Prof. Oscar F. Bustinza is Professor in Management at the University of Granada, Spain. His work aims to analyse drivers of firm’s boundaries choice, demand chain management, and service innovation based upon data driven analysis. He has served as guest-editor for a special issue on Servitization at International Journal of Production Economics. Prof. Bustinza’s research has been published in the Journal of Supply Chain Management, International Journal of Operations & Production Management, International Journal of Production Economics, Supply Chain Management: An International Journal, and British Journal of Management among other outlets. Prof. Bustinza was Principal Investigator on Service Innovation in MAKERS, a H2020 over €1 million project that supported an EU-wide network of researchers. Prof. Oscar Bustinza is also P. I. of a Ministry of Economy and Competitiveness (Spain) funded piece of research which examines the servitization of business.

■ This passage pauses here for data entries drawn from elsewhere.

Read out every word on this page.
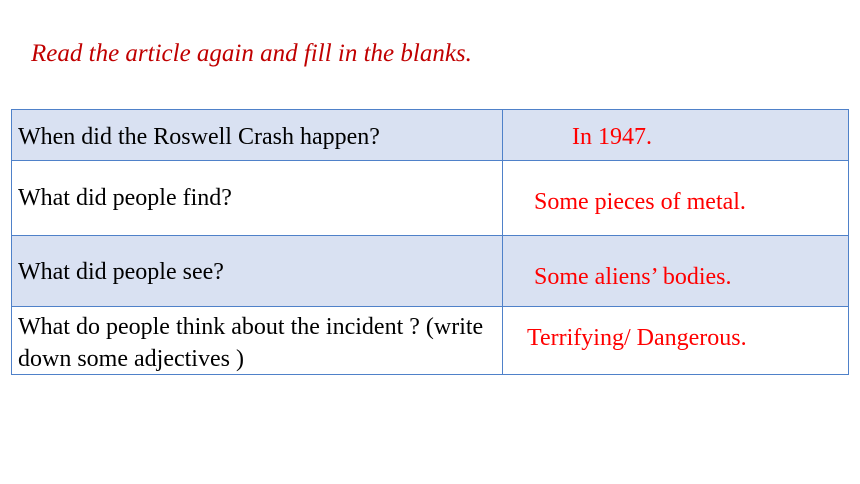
Read the article again and fill in the blanks.
When did the Roswell Crash happen?	In 1947.

What did people find?	Some pieces of metal.

What did people see?	Some aliens’ bodies.

What do people think about the incident ? (write down some adjectives )	Terrifying/ Dangerous.
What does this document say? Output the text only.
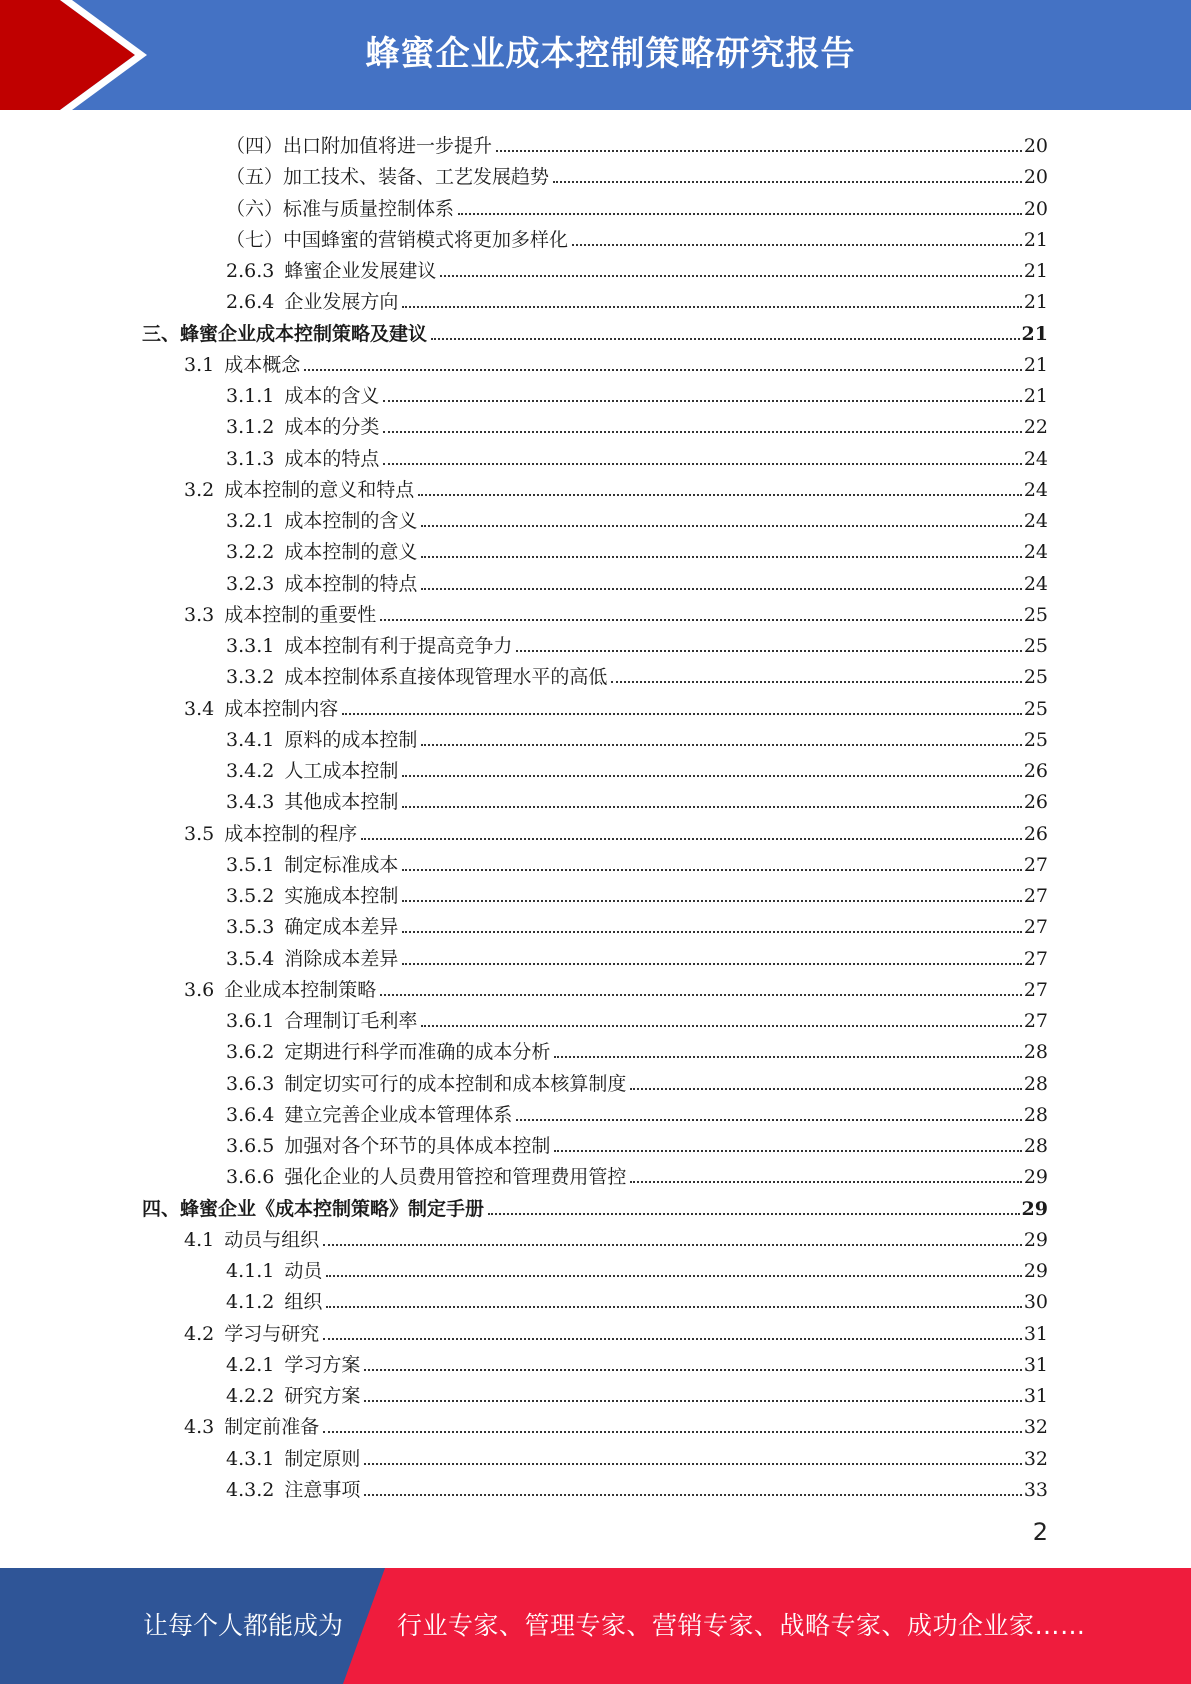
蜂蜜企业成本控制策略研究报告
（四）出口附加值将进一步提升	20
（五）加工技术、装备、工艺发展趋势	20
（六）标准与质量控制体系	20
（七）中国蜂蜜的营销模式将更加多样化	21
2.6.3 蜂蜜企业发展建议	21
2.6.4 企业发展方向	21
三、蜂蜜企业成本控制策略及建议	21
3.1 成本概念	21
3.1.1 成本的含义	21
3.1.2 成本的分类	22
3.1.3 成本的特点	24
3.2 成本控制的意义和特点	24
3.2.1 成本控制的含义	24
3.2.2 成本控制的意义	24
3.2.3 成本控制的特点	24
3.3 成本控制的重要性	25
3.3.1 成本控制有利于提高竞争力	25
3.3.2 成本控制体系直接体现管理水平的高低	25
3.4 成本控制内容	25
3.4.1 原料的成本控制	25
3.4.2 人工成本控制	26
3.4.3 其他成本控制	26
3.5 成本控制的程序	26
3.5.1 制定标准成本	27
3.5.2 实施成本控制	27
3.5.3 确定成本差异	27
3.5.4 消除成本差异	27
3.6 企业成本控制策略	27
3.6.1 合理制订毛利率	27
3.6.2 定期进行科学而准确的成本分析	28
3.6.3 制定切实可行的成本控制和成本核算制度	28
3.6.4 建立完善企业成本管理体系	28
3.6.5 加强对各个环节的具体成本控制	28
3.6.6 强化企业的人员费用管控和管理费用管控	29
四、蜂蜜企业《成本控制策略》制定手册	29
4.1 动员与组织	29
4.1.1 动员	29
4.1.2 组织	30
4.2 学习与研究	31
4.2.1 学习方案	31
4.2.2 研究方案	31
4.3 制定前准备	32
4.3.1 制定原则	32
4.3.2 注意事项	33
2
让每个人都能成为 行业专家、管理专家、营销专家、战略专家、成功企业家……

Dr. Ferran Vendrell is a Senior Lecturer (Associate Professor) in Business Economics at the University of Birmingham, UK. Ferran’s research aim is to uncover innovation, digitization and internationalization dynamics of small and large organizations in manufacturing and creative industries. Across these themes he has made a distinctive contribution through publications in top academic journals, including the Journal of World Business, International Journal of Production Economics, Technovation, Industrial Marketing Management, International Business Review, European Management Journal, and International Marketing Review. He serves/has served as co-guest-editor in a number of special issues in leading journals, including Technovation, Regional Studies and International Marketing Review. He is founder and scientific director of one of the leading European conferences on servitization, International Conference on Business Servitization (ICBS).
Sir Cary L. Cooper is 50th Anniversary Professor of Organizational Psychology and Health, Manchester Business School, University of Manchester, UK. Prof. Cooper is the author/editor of over 120 books (on occupational stress, industrial and organizational psychology) and over 400 scholarly articles. He is currently Founding Editor of Journal of Organizational Behavior. He served as a guest editor for special issues at Journal of Management Studies, Human Resource Management, and others. Prof. Cooper’s work has been published in such journals as Academy of Management Journal, Journal of Management, Academy of Management Executive, Personnel Psychology, Human Relations, British Journal of Management, and others. He is a Fellow of the British Psychological Society and an Academician of the Academy of Social Sciences. Professor Cooper is past President of the British Academy of Management and one of the first UK based Fellows of the (American) Academy of Management. In 2001, he was awarded a CBE in the Queen’s Birthday Honours List. In June 2014 he was awarded a Knighthood for his services to social science.